Currently leveraging the RedCup infrastructure to host 'Project Samosa', the high-interaction honeypot experiment for my Master's thesis in Cybersecurity and Network Defense. The research explores the convergence of psychological heuristics, UI design, and behavioral cybersecurity. By utilizing a "Dutch Auction" pricing algorithm, the application induces cognitive stress to test if panicking human users exhibit the same biometric telemetry—erratic keystrokes and fast mouse coordinates (X, Y)—as malicious bots. A major component of the engineering involves hardcoding "Compliance by Design." To legally collect this high-fidelity biometric data without violating the Swiss Federal Act on Data Protection (FADP), the system utilizes cryptographic one-way hashing to anonymize all sessions at the code level.

[2025-11-05] TAGS: Redis, C++, MinIO, Microservices

RedCup Cloud Phase 3: The Asynchronous Compute Engine

To prevent heavy tasks (like processing large photo uploads) from freezing the web interface, the system decouples web logic from compute muscle. When a user uploads a file, the Flask frontend immediately pipes the raw data into a MinIO object storage vault and drops a standardized JSON job payload into a Redis message bus. On a completely isolated virtual machine (LXC 1005), a stateless C++ compute engine polls Redis at near-zero latency. It pulls the job, downloads the file directly into a Linux RAM-disk (/dev/shm/), and processes the image using purely shared memory to prevent SSD wear. Once optimized, it fires a webhook back to the database to update the UI instantly.

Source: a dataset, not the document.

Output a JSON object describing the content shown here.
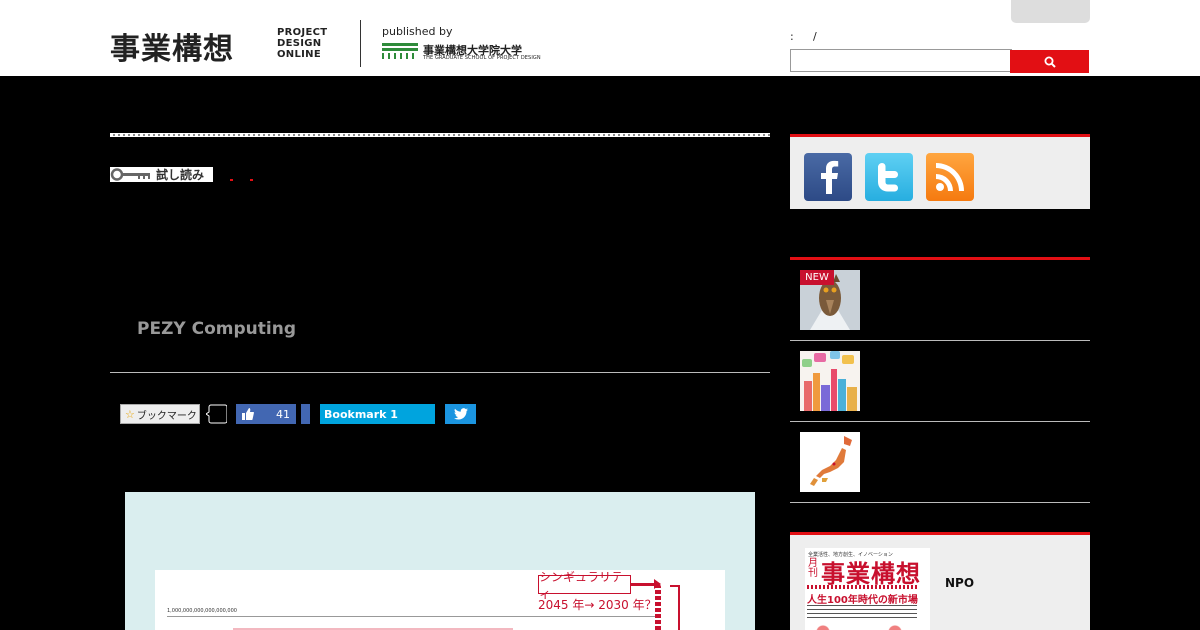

[2025-08-22] TAGS: Tailscale, Caddy, Authentik, Cloudflare

RedCup Cloud Phase 2: Defense in Depth & Edge Routing

With the application factory built, the network layer required enterprise-grade segmentation. The infrastructure utilizes a 5-Ring Zero Trust architecture. Public traffic hits a Cloudflare-protected DigitalOcean VPS, which acts merely as a "dumb pipe," blindly forwarding encrypted TCP packets into a Tailscale mesh network. This allows traffic to safely bypass local firewalls and exit directly into the core hypervisor. At the ingress point, a Caddy reverse proxy terminates the SSL and acts as the ultimate gatekeeper. Before any application logic is executed, Caddy forces a sub-request to Authentik (OIDC). If a user lacks the correct session identity, the connection is dropped at the edge, ensuring total blast-radius containment.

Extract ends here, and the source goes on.